Investing.com — Stocks in focus in premarket trade on Friday, March 6th. 

  • JPMorgan (NYSE:) stock fell 4.4% after the bank confirmed that CEO Jamie Dimon had had to undergo heart surgery.
  • The bank will be led by In Dimon’s absence by Daniel Pinto, CEO of the investment bank, and Gordon Smith, CEO of the consumer bank. The two already share the job of group chief operating officer.
  • Costco Wholesale (NASDAQ:) stock fell 1.5%, outperforming the broader market, after the wholesaler reported better-than-expected earnings and revenue for the fourth quarter.
  • CostCo is seen by many as likely to profit from any near-term trend to panic-buying by U.S. consumers, albeit that may come at the expense of sales later on in the year.
  • Starbucks (NASDAQ:) stock fell 3.1% after it said it would suspend new store openings in China due to the coronavirus outbreak, and forecasting that comparable-store sales in China would be down by around half in the second quarter of this year.
  • Exxon Mobil (NYSE:) stock fell 3.8% and Chevron (NYSE:) stock fell 3.4% as crude futures plummeted in response to the failure of OPEC to sign Russia up to its proposal for further output cuts.
  • OPEC had proposed to cut output by a further 1.5 million barrels a day from current levels to bring balance back to a market where oil demand is collapsing due to the coronavirus.
  • Russia’s budget balances at a crude price of less than $50 a barrel, while most OPEC members need much higher prices for their budgets.
  • Facebook (NASDAQ:) stock was down 3.3% after the company took down misleading ads placed by President Donald Trump’s re-election campaign.

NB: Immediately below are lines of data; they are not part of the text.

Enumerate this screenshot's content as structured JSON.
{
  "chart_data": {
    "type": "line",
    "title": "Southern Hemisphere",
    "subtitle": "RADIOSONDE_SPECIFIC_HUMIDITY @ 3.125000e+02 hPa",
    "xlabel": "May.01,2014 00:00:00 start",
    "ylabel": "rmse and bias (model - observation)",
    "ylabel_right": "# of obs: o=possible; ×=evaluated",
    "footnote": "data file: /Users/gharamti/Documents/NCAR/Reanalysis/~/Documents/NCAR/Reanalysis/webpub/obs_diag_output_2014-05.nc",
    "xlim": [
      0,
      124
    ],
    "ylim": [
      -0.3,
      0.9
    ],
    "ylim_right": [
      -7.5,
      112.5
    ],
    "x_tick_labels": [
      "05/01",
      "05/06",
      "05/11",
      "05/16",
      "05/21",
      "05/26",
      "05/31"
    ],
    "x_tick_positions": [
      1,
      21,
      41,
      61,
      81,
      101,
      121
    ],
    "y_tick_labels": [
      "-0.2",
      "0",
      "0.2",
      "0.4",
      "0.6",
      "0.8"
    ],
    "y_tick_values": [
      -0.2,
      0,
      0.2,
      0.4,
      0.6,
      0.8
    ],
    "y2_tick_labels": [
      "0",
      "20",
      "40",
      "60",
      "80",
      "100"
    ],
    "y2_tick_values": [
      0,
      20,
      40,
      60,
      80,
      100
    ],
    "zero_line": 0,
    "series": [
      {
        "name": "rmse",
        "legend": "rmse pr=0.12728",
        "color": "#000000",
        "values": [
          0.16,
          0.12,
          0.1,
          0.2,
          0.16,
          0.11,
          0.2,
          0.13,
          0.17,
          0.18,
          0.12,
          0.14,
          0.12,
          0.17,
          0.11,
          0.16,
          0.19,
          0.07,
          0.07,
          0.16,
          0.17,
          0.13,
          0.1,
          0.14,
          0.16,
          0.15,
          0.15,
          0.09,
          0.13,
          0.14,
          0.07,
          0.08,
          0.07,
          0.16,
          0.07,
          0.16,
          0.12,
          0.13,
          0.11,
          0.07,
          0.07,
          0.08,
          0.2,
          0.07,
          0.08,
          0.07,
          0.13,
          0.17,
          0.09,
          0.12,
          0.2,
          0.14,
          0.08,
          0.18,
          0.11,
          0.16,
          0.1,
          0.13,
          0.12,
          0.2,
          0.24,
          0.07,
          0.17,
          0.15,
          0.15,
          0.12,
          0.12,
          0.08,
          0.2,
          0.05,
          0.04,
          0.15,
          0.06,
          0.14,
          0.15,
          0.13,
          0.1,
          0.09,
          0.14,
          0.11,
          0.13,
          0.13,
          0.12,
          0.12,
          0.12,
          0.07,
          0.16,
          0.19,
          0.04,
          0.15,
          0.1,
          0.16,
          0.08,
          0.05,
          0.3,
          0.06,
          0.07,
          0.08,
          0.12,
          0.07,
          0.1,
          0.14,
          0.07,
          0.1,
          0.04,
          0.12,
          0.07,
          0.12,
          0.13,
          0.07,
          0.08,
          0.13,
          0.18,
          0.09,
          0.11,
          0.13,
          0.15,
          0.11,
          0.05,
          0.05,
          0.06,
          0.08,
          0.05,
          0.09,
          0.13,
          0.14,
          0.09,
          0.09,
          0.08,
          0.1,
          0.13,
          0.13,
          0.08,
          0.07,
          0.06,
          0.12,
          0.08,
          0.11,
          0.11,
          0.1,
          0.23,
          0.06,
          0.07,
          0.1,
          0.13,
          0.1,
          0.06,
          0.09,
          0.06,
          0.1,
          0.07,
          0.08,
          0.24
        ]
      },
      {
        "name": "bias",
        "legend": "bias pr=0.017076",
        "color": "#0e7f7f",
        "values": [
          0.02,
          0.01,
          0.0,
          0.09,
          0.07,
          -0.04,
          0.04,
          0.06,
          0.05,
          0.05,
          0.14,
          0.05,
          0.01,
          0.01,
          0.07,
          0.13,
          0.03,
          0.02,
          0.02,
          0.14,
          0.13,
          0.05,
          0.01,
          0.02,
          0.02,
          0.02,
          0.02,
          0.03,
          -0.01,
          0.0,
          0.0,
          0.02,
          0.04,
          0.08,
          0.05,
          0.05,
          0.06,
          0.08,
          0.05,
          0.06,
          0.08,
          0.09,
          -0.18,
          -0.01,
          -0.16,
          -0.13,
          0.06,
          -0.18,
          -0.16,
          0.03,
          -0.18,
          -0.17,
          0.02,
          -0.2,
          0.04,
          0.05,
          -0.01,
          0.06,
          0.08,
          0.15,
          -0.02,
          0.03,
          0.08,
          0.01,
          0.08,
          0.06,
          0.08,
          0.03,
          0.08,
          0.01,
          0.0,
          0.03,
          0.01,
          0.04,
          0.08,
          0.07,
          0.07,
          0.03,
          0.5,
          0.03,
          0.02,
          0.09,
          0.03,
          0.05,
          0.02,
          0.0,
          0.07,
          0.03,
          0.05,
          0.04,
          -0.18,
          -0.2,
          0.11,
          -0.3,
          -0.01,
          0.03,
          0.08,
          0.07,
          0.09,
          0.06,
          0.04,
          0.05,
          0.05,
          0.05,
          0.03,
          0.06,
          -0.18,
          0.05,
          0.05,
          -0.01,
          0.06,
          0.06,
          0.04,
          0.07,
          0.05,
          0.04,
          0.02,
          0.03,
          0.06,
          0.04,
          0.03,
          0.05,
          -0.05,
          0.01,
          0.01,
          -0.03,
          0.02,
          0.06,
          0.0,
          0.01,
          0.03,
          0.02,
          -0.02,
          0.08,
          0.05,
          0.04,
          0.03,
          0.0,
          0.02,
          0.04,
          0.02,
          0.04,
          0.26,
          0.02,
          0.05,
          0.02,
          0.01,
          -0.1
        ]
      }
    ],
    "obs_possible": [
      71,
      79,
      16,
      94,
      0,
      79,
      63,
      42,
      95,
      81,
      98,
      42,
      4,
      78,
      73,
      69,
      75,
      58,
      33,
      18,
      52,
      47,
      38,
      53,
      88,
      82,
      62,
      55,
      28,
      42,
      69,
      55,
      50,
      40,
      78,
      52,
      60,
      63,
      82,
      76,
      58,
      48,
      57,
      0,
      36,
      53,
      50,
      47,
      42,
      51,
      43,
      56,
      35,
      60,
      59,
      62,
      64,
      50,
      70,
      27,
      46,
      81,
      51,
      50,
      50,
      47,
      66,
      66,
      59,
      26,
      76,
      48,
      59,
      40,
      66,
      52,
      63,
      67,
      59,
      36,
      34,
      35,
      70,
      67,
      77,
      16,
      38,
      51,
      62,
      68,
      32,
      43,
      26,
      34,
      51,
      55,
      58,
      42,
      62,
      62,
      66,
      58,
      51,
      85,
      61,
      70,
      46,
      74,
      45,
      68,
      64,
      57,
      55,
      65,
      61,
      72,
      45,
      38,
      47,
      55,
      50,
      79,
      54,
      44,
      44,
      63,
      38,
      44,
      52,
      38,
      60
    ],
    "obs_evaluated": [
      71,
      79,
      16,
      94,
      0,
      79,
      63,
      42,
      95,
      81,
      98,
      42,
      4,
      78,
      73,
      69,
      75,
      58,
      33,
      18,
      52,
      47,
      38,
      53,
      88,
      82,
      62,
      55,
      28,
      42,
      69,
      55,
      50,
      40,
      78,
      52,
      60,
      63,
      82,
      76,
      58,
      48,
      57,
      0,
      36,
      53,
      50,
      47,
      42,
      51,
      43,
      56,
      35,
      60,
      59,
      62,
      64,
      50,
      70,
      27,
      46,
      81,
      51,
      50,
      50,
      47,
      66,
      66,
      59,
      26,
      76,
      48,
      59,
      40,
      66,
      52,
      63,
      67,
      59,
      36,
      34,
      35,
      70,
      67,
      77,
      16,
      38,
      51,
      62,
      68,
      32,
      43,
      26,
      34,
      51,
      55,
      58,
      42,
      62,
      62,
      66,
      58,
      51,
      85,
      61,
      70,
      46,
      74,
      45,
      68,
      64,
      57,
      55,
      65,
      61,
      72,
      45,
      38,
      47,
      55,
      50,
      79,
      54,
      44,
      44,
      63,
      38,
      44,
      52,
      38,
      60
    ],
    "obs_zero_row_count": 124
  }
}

  • Tesla (NASDAQ:) stock was down 6.0% at $681.00 as hot money continued to flow out a stock that was one of the most technically overbought before the market started to suffer from fears about the economic impact of the coronavirus.
  • American Outdoor Brands (NASDAQ:) stock fell 26% after the parent company of Smith & Wesson reported disappointing earnings after the closing bell on Thursday.
  • Adjusted earnings per share were only 13c rather than the 23c expected, while revenue was also some 10% short of Wall Street forecasts.
  • The company upheld its timeline for splitting its firearms business off from its other operations.